How are employees paying for unexpected medical expenses? Credit cards.

Multiracial colleagues talk discussing projects in office

Lack of preparedness can erode the financial wellbeing for many in the workforce.

Recent research commissioned by New York Life Group Benefit Solutions* spotlights the financial strain of unexpected medical expenses on employees and their subsequent payment methods. Such unforeseen costs significantly influence the overall financial wellbeing of employees, often necessitating the use of credit cards or payment plans.

 

Steep out-of-pocket costs lead to financially troubling payment strategies.

Among adults who have experienced an unexpected medical issue, over half (58%) reported they paid at least $400 out-of-pocket on healthcare costs. To cover these unanticipated expenses, the most common payment methods included using a credit card (42%), dipping into personal savings (40%), or setting up a payment plan (29%). These findings underscore a growing concern: many employees lack sufficient savings or health coverage to comfortably manage sudden medical expenses.

 

High interest rates worsen financial pressures.

Moreover, this financial pressure often does not merely impact the present. When employees resort to credit cards or payment plans, they often face high-interest rates, potentially leading to a cycle of debt that can prove challenging to escape. This debt can further impede their ability to save for the future, invest, or even meet daily living expenses, thereby undermining their overall financial stability.

 

Impact on healthcare decisions.

The financial strain of unexpected medical costs also influences healthcare decisions. More than half of adults (57%) admitted to delaying medical treatment due to concerns about being able to pay for the expenses (29%). Worryingly, job responsibilities and working hours restrictions were also a significant factor (27%) in such decisions.

 

Millennials most likely to postpone medical care.

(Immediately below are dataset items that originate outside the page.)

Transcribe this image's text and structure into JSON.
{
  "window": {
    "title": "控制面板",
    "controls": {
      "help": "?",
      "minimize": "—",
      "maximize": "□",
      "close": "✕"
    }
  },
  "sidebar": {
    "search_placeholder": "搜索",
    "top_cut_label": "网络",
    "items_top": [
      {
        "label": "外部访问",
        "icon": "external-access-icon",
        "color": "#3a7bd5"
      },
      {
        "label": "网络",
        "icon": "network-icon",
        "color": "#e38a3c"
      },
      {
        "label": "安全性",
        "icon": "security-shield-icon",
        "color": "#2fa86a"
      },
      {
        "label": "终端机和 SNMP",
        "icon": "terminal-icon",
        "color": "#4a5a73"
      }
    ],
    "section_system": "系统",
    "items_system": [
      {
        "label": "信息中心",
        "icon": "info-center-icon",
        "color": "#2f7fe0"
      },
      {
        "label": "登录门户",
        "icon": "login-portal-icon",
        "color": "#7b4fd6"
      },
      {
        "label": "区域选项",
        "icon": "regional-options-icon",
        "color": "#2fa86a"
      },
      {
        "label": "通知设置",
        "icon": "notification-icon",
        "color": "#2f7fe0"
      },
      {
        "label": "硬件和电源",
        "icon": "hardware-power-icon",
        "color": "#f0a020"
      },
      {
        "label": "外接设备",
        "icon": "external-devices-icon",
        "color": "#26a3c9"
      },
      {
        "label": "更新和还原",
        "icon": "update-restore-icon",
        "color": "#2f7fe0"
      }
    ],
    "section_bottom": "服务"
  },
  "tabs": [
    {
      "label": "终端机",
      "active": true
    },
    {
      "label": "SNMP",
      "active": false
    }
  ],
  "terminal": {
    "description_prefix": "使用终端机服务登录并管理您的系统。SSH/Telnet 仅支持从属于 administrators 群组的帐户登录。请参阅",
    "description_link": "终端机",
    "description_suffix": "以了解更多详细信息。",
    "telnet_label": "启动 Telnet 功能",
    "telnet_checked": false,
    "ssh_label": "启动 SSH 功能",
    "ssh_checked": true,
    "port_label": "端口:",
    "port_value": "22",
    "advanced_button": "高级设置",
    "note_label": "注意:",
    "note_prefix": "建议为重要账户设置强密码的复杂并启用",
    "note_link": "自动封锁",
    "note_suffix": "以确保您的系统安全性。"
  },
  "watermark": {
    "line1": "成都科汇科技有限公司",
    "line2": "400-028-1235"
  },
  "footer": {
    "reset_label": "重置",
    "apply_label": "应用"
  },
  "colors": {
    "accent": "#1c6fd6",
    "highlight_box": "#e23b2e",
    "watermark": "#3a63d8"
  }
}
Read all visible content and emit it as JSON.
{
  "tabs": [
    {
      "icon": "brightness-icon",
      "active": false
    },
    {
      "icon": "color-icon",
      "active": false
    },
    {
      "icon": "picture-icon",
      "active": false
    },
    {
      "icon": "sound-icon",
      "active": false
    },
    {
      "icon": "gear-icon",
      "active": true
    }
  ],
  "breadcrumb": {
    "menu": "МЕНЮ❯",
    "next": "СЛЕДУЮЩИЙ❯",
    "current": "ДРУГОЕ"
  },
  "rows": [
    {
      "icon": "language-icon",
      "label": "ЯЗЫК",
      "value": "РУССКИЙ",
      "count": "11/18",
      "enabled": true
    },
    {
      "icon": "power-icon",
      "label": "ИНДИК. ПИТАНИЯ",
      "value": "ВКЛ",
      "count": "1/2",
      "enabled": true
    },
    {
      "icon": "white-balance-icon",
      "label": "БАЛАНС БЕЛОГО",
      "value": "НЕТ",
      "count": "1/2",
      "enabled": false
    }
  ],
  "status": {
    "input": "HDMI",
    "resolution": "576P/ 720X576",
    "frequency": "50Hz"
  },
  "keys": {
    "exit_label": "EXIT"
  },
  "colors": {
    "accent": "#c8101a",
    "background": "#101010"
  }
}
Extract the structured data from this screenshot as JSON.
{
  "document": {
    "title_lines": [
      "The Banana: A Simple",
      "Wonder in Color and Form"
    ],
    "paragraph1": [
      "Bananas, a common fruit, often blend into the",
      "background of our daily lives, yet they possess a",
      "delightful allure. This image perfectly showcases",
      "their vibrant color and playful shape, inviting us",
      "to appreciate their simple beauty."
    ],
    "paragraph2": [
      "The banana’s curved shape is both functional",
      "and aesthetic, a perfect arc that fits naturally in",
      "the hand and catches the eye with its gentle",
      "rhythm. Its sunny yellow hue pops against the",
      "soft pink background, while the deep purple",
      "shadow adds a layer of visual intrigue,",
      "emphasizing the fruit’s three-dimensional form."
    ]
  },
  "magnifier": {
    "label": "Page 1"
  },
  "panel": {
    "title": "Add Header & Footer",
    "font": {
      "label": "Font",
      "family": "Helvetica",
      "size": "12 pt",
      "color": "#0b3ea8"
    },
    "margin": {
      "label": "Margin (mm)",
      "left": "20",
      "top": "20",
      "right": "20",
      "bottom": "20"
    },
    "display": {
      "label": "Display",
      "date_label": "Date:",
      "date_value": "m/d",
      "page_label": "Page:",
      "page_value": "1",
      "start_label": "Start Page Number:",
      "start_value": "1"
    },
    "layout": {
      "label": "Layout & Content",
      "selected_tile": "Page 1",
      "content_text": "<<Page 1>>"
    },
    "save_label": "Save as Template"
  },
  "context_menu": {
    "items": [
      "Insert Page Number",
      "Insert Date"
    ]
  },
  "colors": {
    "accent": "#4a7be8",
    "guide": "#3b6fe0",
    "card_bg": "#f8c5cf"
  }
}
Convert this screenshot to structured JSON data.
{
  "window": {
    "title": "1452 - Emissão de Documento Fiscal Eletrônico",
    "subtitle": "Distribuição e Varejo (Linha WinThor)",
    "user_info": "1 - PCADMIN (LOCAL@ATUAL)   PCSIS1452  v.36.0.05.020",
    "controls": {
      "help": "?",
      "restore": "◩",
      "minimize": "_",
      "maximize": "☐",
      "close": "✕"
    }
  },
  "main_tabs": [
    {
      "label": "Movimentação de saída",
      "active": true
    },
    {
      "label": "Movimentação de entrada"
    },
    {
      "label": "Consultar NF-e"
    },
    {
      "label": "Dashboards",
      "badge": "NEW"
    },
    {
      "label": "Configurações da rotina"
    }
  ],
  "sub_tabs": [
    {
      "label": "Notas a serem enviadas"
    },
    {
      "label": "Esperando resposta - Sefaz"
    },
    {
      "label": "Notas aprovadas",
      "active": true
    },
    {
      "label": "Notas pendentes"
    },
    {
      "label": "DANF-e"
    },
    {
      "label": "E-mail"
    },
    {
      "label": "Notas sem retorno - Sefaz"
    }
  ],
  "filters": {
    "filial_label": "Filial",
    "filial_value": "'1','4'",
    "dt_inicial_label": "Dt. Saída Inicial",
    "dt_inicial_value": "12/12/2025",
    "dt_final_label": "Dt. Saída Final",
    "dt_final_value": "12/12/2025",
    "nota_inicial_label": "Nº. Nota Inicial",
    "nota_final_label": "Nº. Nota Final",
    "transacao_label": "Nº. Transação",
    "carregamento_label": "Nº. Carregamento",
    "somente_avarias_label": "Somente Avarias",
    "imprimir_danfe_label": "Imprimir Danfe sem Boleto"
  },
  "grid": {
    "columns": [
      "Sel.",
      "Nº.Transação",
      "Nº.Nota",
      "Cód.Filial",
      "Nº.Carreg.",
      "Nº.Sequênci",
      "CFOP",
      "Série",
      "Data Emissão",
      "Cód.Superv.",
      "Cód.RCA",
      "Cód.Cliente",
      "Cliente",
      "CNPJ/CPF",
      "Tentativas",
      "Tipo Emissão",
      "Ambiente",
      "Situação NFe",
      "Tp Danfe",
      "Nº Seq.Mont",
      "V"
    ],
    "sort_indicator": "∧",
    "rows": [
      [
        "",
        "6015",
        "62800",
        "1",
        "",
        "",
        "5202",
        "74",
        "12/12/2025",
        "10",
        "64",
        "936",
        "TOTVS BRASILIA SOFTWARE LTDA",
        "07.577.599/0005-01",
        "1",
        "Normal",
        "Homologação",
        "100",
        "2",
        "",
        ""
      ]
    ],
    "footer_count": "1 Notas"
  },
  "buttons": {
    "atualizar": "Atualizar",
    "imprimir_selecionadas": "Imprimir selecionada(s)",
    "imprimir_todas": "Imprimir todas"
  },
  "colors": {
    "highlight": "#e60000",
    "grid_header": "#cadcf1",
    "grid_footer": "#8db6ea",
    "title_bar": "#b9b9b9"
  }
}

Among different age groups, Millennials were the most likely to postpone medical treatment (70%), primarily due to apprehensions about their ability to pay (38%). This delay could potentially escalate health issues, leading to higher treatment costs in the long run, and further exacerbating their financial stress.

 

Employers can continue to help better protect employee financial wellbeing.

The financial impact of unexpected medical costs can extend far beyond the immediate expense. It can affect employees' financial wellbeing, influencing their healthcare decisions and potentially leading to a debt cycle that is difficult to break. As such, it underscores the importance for employers to provide comprehensive health benefits and financial wellness education, equipping employees to manage such scenarios better and safeguard their financial future.

*New York Life Group Benefit Solutions commissioned an online poll between September 29-October 5, 2023 of nearly 2,000 adults employed in the private or government sector. Survey results have a margin of error of plus or minus two percentage points.